Why do American jobs end up in China? The supposed answer in an anecdote: the late Steve Jobs summons his senior lieutenants and holds up the iPhone prototype. It's due to be shipped to stores in not much more than a month. He points out that the plastic screen has been scratched by his keys. "I won't sell a product that gets scratched," he says, according to a recent New York Times story. "I want a glass screen, and I want it perfect in six weeks."
“After one executive left that meeting, he booked a flight to Shenzhen, China,” the Times reports. “If Mr. Jobs wanted perfect, there was nowhere else to go.” The next sequence reads like a montage in some 1920s film about industrial production. Within days, a Corning Glass plant in China is turning out big sheets of toughened glass, which are shipped to a nearby Chinese plant to be cut into iPhone panes. The small panes are trucked to a Foxconn factory complex eight hours away.

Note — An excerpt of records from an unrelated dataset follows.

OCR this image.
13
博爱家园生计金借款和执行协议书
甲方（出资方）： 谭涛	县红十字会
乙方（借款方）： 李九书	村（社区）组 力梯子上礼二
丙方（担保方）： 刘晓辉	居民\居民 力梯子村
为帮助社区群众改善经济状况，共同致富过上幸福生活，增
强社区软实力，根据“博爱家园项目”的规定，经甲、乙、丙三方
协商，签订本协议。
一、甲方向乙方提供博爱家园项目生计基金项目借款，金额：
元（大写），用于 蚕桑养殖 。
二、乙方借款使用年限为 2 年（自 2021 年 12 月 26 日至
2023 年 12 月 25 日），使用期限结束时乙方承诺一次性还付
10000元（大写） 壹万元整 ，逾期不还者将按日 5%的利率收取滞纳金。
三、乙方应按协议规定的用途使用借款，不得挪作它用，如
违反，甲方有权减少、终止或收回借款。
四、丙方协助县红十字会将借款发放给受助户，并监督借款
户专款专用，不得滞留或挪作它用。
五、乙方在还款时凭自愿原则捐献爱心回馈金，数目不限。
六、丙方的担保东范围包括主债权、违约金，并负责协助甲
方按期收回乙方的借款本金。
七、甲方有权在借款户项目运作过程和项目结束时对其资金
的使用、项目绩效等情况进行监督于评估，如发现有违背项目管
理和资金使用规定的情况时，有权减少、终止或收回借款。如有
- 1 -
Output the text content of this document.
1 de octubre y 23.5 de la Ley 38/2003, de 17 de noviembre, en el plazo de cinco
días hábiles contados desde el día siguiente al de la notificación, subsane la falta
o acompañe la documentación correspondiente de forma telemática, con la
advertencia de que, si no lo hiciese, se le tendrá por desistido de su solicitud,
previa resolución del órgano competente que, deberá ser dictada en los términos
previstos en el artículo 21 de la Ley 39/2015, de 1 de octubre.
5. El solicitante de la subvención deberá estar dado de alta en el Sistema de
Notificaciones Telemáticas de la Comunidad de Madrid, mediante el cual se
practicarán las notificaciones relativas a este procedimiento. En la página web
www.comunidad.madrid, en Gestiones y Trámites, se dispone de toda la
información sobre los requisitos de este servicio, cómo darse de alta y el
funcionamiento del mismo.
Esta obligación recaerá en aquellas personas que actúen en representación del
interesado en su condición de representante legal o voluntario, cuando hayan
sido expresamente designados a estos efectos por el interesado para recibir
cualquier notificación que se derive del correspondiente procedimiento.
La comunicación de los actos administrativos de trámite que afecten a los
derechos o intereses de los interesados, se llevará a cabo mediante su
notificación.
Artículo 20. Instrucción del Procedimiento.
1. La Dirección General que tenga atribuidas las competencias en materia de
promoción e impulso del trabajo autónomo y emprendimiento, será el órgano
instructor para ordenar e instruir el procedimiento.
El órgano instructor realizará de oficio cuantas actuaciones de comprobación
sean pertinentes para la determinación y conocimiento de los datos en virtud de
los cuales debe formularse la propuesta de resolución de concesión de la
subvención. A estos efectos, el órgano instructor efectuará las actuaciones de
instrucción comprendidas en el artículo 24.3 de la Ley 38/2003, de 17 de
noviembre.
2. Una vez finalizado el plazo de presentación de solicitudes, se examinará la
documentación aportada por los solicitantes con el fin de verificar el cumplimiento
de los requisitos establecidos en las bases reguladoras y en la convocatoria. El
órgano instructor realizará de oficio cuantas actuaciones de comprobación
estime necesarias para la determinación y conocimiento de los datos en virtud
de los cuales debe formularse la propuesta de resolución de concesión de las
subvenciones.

The first truckloads arrived in the dead of night, according to a former Apple executive. Managers rousted thousands of workers out of their beds, lined them up, gave each of them a biscuit and a cup of tea and launched them on a twelve-hour shift. In ninety-six hours, the plant was producing more than 10,000 iPhones a day. Within three months, Apple had sold 1 million of them; since then Foxconn has assembled more than 200 million. The suicide rate among its workers was, Jobs insisted, below the overall Chinese rate.